The trial court granted the defendants’ motion for judgment as a matter of law on the plaintiff's trespass claim, but the remaining issues were left for the jury to resolve. The jury returned a verdict in favor of the defendants on the negligence and negligence per se claims. The plaintiffs filed a motion for a new trial, arguing the verdict was against the weight of the evidence; that the trial court erred in excluding evidence; and that the trial court erred in granting the defendants’ motion for judgment as a matter of law. The trial court, however, denied the plaintiff’s motion for a new trial.
On appeal, the appellate court affirmed.

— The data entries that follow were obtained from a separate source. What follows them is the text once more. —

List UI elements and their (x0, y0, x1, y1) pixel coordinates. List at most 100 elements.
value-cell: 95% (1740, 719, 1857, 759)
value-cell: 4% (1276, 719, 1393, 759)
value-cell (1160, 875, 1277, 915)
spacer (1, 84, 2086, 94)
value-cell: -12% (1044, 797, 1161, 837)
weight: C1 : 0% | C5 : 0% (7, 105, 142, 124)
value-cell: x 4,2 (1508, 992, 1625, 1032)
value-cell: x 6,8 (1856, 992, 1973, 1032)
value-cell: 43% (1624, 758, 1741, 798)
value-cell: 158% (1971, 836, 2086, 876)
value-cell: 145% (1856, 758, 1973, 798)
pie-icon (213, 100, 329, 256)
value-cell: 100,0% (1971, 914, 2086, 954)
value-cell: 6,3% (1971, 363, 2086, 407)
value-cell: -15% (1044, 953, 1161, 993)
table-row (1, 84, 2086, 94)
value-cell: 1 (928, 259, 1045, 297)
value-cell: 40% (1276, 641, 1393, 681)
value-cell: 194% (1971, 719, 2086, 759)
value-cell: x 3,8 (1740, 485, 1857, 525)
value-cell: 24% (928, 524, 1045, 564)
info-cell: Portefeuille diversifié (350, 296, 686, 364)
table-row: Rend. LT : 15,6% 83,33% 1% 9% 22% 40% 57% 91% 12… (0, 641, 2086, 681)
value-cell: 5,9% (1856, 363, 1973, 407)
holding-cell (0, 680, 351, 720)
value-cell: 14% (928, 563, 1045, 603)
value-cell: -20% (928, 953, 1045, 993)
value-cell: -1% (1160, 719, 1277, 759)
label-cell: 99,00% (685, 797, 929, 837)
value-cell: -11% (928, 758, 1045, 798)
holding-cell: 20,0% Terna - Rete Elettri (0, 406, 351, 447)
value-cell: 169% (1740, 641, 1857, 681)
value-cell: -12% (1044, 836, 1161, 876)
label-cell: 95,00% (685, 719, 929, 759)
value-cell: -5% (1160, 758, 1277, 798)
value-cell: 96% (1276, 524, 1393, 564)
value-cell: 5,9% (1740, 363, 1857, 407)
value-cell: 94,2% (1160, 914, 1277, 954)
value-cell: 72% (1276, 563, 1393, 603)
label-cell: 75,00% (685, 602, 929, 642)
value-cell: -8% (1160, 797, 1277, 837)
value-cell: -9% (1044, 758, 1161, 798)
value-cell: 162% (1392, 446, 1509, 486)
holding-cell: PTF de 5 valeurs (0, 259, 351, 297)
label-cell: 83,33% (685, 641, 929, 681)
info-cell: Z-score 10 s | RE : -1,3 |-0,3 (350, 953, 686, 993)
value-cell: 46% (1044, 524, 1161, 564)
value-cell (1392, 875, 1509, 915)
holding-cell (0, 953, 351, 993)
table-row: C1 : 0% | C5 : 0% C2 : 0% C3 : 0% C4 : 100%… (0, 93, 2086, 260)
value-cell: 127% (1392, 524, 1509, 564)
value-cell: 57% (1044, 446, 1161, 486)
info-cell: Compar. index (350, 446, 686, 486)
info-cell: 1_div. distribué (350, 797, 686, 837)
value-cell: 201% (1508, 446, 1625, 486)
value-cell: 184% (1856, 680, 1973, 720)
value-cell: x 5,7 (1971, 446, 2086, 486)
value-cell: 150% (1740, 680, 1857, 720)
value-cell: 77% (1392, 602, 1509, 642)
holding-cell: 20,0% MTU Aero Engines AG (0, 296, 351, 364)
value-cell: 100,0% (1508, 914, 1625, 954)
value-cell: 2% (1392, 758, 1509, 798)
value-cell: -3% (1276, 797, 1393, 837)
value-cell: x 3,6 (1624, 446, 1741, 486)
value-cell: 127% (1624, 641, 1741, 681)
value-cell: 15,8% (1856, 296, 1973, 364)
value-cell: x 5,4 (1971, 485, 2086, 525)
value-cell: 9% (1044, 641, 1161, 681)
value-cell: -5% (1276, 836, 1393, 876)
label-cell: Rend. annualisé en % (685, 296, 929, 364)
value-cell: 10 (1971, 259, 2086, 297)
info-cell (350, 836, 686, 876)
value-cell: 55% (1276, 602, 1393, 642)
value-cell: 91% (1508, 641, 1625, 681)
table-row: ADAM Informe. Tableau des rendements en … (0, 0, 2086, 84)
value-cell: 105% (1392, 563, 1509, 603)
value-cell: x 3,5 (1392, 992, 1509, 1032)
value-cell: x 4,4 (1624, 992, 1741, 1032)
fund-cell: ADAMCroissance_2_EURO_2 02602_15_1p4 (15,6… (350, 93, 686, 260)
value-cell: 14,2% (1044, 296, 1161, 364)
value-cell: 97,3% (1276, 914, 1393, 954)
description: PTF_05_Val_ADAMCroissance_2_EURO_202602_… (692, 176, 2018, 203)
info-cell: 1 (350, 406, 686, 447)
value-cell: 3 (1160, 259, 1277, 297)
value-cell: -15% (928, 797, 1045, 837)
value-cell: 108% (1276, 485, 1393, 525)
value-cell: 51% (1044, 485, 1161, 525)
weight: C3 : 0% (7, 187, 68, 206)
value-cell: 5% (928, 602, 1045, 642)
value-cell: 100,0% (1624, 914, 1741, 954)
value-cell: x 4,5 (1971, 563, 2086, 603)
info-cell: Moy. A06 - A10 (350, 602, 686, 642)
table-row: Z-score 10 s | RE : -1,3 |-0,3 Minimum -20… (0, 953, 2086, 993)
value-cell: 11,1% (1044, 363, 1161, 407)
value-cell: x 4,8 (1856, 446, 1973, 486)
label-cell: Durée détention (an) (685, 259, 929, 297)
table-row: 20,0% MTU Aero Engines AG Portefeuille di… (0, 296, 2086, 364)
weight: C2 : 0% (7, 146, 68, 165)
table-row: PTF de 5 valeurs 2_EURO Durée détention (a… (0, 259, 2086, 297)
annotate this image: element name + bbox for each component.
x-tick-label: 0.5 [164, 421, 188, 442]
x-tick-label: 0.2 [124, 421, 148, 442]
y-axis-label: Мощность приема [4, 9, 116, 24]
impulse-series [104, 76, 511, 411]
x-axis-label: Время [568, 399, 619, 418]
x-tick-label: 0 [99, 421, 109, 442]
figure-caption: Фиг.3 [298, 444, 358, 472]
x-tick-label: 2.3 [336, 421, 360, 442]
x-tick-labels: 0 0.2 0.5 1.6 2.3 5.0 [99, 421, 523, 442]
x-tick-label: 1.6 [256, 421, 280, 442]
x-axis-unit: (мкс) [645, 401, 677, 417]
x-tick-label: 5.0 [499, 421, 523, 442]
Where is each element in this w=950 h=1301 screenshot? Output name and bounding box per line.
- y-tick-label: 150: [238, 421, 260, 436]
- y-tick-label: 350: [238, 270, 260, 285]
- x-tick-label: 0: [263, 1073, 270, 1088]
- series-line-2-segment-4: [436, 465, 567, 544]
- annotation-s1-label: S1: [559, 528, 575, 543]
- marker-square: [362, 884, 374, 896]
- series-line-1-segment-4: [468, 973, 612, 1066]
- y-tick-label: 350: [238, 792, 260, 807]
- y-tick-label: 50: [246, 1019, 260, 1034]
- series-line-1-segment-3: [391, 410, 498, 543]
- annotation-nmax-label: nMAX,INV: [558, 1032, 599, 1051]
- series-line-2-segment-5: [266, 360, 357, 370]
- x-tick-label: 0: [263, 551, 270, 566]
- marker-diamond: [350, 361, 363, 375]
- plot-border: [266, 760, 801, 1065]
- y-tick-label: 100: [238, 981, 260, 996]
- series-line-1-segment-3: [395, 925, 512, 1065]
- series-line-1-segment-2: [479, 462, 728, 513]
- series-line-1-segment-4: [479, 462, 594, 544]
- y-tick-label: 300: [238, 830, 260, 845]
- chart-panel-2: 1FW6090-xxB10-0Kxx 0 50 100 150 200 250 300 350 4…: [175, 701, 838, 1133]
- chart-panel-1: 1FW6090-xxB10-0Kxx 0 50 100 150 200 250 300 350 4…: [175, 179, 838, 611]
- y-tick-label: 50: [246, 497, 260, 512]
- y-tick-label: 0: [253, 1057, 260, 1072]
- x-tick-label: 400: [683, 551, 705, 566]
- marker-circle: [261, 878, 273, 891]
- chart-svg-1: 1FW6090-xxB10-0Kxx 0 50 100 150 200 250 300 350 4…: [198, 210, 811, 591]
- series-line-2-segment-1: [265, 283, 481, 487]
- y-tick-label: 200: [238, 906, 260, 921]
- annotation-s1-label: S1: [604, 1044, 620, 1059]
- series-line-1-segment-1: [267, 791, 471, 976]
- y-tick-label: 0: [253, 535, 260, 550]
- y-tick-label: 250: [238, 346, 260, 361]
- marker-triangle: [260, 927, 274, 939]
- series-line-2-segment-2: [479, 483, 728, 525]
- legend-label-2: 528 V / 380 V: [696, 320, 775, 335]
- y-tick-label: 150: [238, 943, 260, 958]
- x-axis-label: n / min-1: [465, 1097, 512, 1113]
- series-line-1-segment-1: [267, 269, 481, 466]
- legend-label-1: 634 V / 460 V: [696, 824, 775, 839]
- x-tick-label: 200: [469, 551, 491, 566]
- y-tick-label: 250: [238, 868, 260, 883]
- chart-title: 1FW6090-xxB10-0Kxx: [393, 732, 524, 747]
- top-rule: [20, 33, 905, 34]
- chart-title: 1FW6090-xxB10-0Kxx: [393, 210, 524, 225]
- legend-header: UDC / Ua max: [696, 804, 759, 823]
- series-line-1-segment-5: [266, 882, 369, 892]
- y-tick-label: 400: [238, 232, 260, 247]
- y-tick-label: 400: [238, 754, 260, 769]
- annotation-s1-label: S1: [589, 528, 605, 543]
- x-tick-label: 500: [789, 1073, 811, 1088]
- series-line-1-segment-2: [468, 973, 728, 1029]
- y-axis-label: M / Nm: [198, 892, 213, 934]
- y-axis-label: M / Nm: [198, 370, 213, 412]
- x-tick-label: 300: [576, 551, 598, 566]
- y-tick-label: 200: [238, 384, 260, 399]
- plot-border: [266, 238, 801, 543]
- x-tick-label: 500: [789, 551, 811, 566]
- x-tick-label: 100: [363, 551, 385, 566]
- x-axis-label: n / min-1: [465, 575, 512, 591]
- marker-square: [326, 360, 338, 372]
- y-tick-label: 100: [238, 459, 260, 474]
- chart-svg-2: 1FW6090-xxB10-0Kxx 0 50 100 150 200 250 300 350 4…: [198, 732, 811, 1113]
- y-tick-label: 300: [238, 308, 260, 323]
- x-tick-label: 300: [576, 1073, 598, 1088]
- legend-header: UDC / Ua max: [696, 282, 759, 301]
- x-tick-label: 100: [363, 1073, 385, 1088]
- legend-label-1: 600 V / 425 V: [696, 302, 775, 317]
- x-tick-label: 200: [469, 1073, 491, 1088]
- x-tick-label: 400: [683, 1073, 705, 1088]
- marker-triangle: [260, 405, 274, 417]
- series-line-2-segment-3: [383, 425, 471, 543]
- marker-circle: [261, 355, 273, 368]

The appellate court determined that the jury’s verdict was not against the weight of the evidence, and that the aerial application of herbicides was commonplace and not inherently dangerous. In addition, the appellate court noted that the defendants’ evidence was that the herbicides did not actually drift onto the plaintiff’s property and that the applicator complied with all label requirements and sprayed during optimal conditions. The appellate court also determined that the trial court had ruled properly on evidentiary matters and that the plaintiff had not proven the alleged monetary damages to the trees properly. The appellate court also upheld the trial court’s denial of the plaintiff’s motion for a new trial.
The legal issues that farmers and ranchers deal with are potentially very large. Today’s post examined just a small slice. It’s always helpful to know what the rules are when the issue arises.